Later that day, he demonstrated he is serious, reassigning 23 top executives, including the two top executives in charge of day-to-day operations. He also implemented a management hiring freeze, a request for volunteers for early retirements and a ban on overtime.
Mr. DeJoy also has begun to reorganize daily operations, banning so-called extra trips — when carriers return to their routes to deliver mail that had fallen on the floor or been placed in the wrong box for delivery — and ordering that all trips begin on time, all routes be completed on time and that “the right mail must go on the right truck — every time.”
He wrote in a memo to all employees that it “may be difficult for employees” to see mail left behind, but this mail will be delivered the following day and systems will be improved to decrease the amount of mail that doesn’t leave on time and in the right box. He wrote of “soaring transportation costs” — $200 million for these extra trips alone — and said this was the first of many initiatives to improve the Postal Service’s bottom line.
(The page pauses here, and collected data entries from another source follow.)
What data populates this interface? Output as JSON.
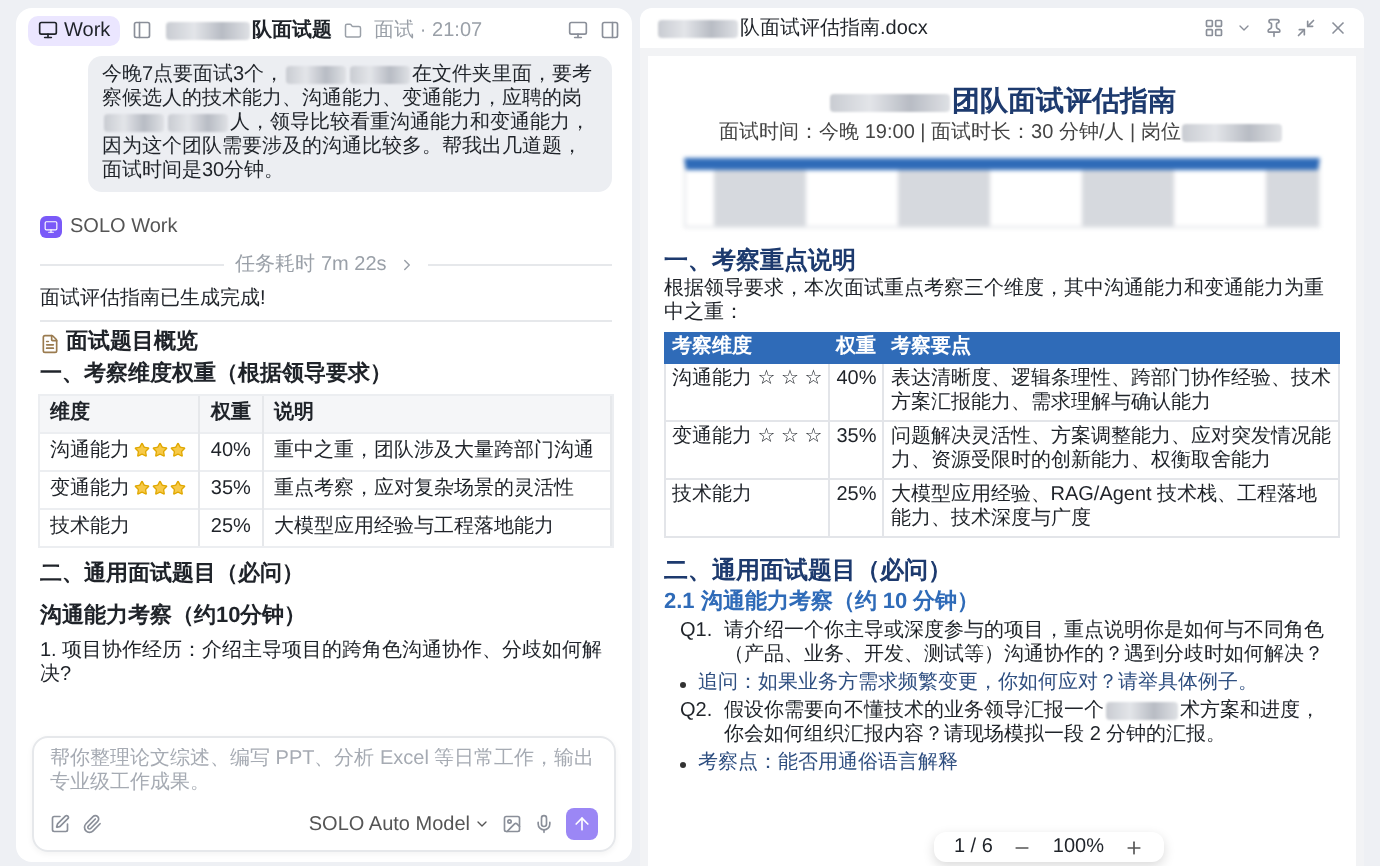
{
  "left_panel": {
    "header": {
      "mode_button": {
        "label": "Work",
        "selected": true
      },
      "title": [
        {
          "kind": "redacted"
        },
        {
          "kind": "text",
          "text": "队面试题"
        }
      ],
      "subtitle": "面试 · 21:07"
    },
    "user_message": [
      {
        "kind": "text",
        "text": "今晚7点要面试3个，"
      },
      {
        "kind": "redacted"
      },
      {
        "kind": "redacted"
      },
      {
        "kind": "text",
        "text": "在文件夹里面，要考察候选人的技术能力、沟通能力、变通能力，应聘的岗"
      },
      {
        "kind": "redacted"
      },
      {
        "kind": "redacted"
      },
      {
        "kind": "text",
        "text": "人，领导比较看重沟通能力和变通能力，因为这个团队需要涉及的沟通比较多。帮我出几道题，面试时间是30分钟。"
      }
    ],
    "agent": {
      "name": "SOLO Work",
      "duration": "任务耗时 7m 22s",
      "status": "面试评估指南已生成完成!"
    },
    "overview_title": "面试题目概览",
    "section_1": "一、考察维度权重（根据领导要求）",
    "table": {
      "columns": [
        "维度",
        "权重",
        "说明"
      ],
      "rows": [
        {
          "dimension": "沟通能力",
          "stars": 3,
          "weight": "40%",
          "note": "重中之重，团队涉及大量跨部门沟通"
        },
        {
          "dimension": "变通能力",
          "stars": 3,
          "weight": "35%",
          "note": "重点考察，应对复杂场景的灵活性"
        },
        {
          "dimension": "技术能力",
          "weight": "25%",
          "note": "大模型应用经验与工程落地能力"
        }
      ]
    },
    "section_2": "二、通用面试题目（必问）",
    "subsection": "沟通能力考察（约10分钟）",
    "question": "1. 项目协作经历：介绍主导项目的跨角色沟通协作、分歧如何解决?",
    "composer": {
      "placeholder": "帮你整理论文综述、编写 PPT、分析 Excel 等日常工作，输出专业级工作成果。",
      "model": "SOLO Auto Model"
    }
  },
  "document": {
    "file_name": [
      {
        "kind": "redacted"
      },
      {
        "kind": "text",
        "text": "队面试评估指南.docx"
      }
    ],
    "title": [
      {
        "kind": "redacted"
      },
      {
        "kind": "text",
        "text": "团队面试评估指南"
      }
    ],
    "meta": [
      {
        "kind": "text",
        "text": "面试时间：今晚 19:00 | 面试时长：30 分钟/人 | 岗位"
      },
      {
        "kind": "redacted"
      }
    ],
    "section_1": "一、考察重点说明",
    "intro": "根据领导要求，本次面试重点考察三个维度，其中沟通能力和变通能力为重中之重：",
    "table": {
      "columns": [
        "考察维度",
        "权重",
        "考察要点"
      ],
      "rows": [
        [
          "沟通能力 ☆ ☆ ☆",
          "40%",
          "表达清晰度、逻辑条理性、跨部门协作经验、技术方案汇报能力、需求理解与确认能力"
        ],
        [
          "变通能力 ☆ ☆ ☆",
          "35%",
          "问题解决灵活性、方案调整能力、应对突发情况能力、资源受限时的创新能力、权衡取舍能力"
        ],
        [
          "技术能力",
          "25%",
          "大模型应用经验、RAG/Agent 技术栈、工程落地能力、技术深度与广度"
        ]
      ]
    },
    "section_2": "二、通用面试题目（必问）",
    "subsection": "2.1 沟通能力考察（约 10 分钟）",
    "items": [
      {
        "kind": "question",
        "label": "Q1.",
        "text": [
          {
            "kind": "text",
            "text": "请介绍一个你主导或深度参与的项目，重点说明你是如何与不同角色（产品、业务、开发、测试等）沟通协作的？遇到分歧时如何解决？"
          }
        ]
      },
      {
        "kind": "note",
        "text": [
          {
            "kind": "text",
            "text": "追问：如果业务方需求频繁变更，你如何应对？请举具体例子。"
          }
        ]
      },
      {
        "kind": "question",
        "label": "Q2.",
        "text": [
          {
            "kind": "text",
            "text": "假设你需要向不懂技术的业务领导汇报一个"
          },
          {
            "kind": "redacted"
          },
          {
            "kind": "text",
            "text": "术方案和进度，你会如何组织汇报内容？请现场模拟一段 2 分钟的汇报。"
          }
        ]
      },
      {
        "kind": "note",
        "text": [
          {
            "kind": "text",
            "text": "考察点：能否用通俗语言解释"
          }
        ]
      }
    ],
    "pager": {
      "page": "1 / 6",
      "zoom": "100%"
    }
  }
}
It was this announcement that brought calls from Capitol Hill to investigate whether Mr. DeJoy is slowing down mail to reduce the chances of mail-in voting being used widely for the 2020 presidential election. Sen. Gary Peters of Michigan, top Democrat on the committee that oversees the Postal Service, has said he will launch an investigation into Mr. DeJoy’s initiatives, saying he’s heard from Postal Service employees, and they say “They are doing things that they never did before.”
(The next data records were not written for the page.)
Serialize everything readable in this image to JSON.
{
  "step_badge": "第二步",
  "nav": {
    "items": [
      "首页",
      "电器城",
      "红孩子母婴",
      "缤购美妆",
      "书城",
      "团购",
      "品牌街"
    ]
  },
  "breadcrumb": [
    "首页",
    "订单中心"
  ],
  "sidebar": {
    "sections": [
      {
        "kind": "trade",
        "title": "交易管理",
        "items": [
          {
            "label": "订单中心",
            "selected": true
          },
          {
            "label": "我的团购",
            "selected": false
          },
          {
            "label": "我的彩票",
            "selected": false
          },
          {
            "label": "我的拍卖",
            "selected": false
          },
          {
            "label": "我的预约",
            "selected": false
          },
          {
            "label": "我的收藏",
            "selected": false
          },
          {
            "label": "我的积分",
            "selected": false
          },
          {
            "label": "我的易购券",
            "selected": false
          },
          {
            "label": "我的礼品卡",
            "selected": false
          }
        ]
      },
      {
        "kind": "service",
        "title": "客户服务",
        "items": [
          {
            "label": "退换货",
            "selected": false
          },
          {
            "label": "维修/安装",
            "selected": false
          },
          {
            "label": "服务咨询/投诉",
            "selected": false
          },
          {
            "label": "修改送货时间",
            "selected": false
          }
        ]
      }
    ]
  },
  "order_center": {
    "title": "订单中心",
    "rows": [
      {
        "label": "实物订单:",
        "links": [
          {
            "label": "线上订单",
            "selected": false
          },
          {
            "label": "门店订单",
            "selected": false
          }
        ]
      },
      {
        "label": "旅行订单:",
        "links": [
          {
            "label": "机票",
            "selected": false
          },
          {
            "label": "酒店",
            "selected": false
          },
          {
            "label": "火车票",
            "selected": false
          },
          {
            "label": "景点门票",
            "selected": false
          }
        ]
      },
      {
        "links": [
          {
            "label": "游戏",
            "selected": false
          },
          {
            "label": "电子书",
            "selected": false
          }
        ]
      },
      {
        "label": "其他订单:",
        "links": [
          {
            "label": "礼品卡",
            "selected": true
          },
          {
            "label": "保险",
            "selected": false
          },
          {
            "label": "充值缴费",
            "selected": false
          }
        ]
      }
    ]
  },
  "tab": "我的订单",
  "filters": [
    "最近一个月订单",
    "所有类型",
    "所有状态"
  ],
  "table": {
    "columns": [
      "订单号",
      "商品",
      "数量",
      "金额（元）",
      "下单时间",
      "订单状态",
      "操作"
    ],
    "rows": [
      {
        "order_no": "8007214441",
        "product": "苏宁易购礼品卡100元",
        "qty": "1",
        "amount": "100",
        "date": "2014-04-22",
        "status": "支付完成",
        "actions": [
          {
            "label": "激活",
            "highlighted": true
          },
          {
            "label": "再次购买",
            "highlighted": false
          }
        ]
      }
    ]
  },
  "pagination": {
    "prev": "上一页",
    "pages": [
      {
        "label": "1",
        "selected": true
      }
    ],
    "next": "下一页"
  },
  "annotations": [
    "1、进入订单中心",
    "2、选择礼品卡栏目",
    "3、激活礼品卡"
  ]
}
Mr. DeJoy plans to look elsewhere for efficiencies as well. The Postal Service reported a decline in revenue from first-class mail of 6.4 percent and a 37 percent decline in revenue from marketing mail. Its package business jumped 53.6% as Americans kept home by the pandemic placed online orders at a Christmas-season pace for five months.
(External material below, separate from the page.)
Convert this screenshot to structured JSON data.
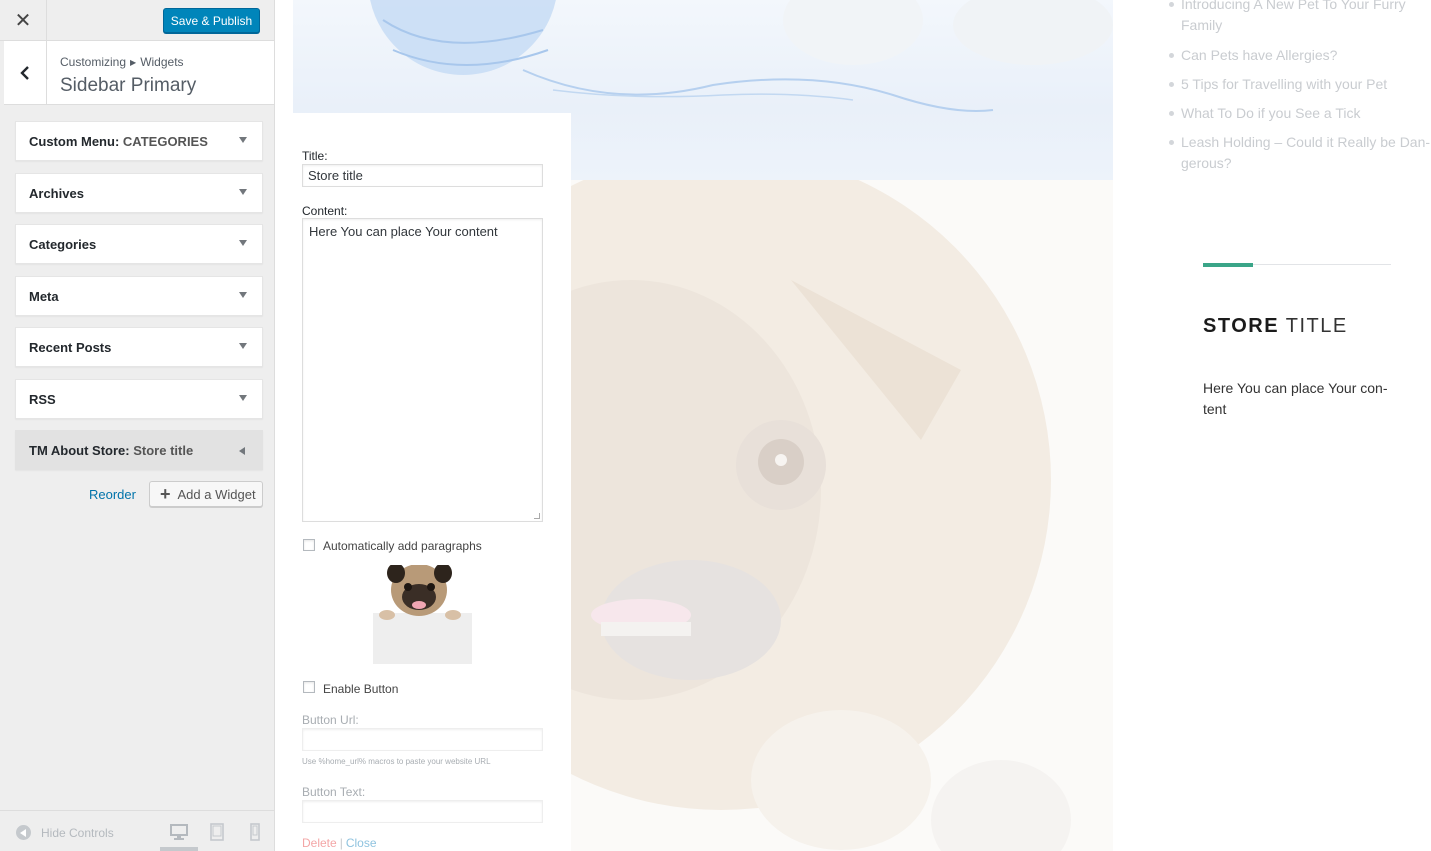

But “the package volume increases drove substantial increases in workhour and operating expenses,” and transportation expenses were nearly $200 million higher this quarter than the same quarter in 2019, Mr. DeJoy said.
He sees ending overtime as a key plank of his pivot to financial viability. Over the last five years, overtime and penalty overtime costs in mail processing have increased by $327 million per year, or 43%, and increases in mail delivery have totaled $576 million or 26%, according to the Postal Service’s inspector general.
Mr. DeJoy, who ran a logistics business, will have much work to do to change a culture that valued buying the business in its competitive lines — sharp discounts in exchange for large volumes — over ensuring its initiatives covered costs.
Mr. DeJoy is said to favor increasing prices for packages – a move that would help address situations such as that in Portland, Maine, where postal staff were found to delay delivery of first-class and priority mail to meet on-time delivery goals for packages. Addressing pervasive inefficiencies that put eCommerce parcels first is an important step to reassuring consumer confidence in core letter mail products.
The Postal Service is also beset by the troubles of $160 billion in unfunded liabilities — about $120 billion of which are in the form of unpaid pension and retiree health benefits — and continuing to kowtow to the unions, as his predecessors did, is not acceptable.
Mr. DeJoy has talked about changing the Postal Service’s business model. That should mean transparently understanding the costs of package delivery and assessing customers accordingly. It should mean streamlining the delivery process by making changes that make it possible for the work to be done accurately and on time. And it must mean standing up to the political forces that will fight change and condemn efforts at reform.
• Brian McNicoll, a freelance writer based in Alexandria, Va., is a former senior writer for The Heritage Foundation and former director of communications for the House Committee on Oversight and Government Reform.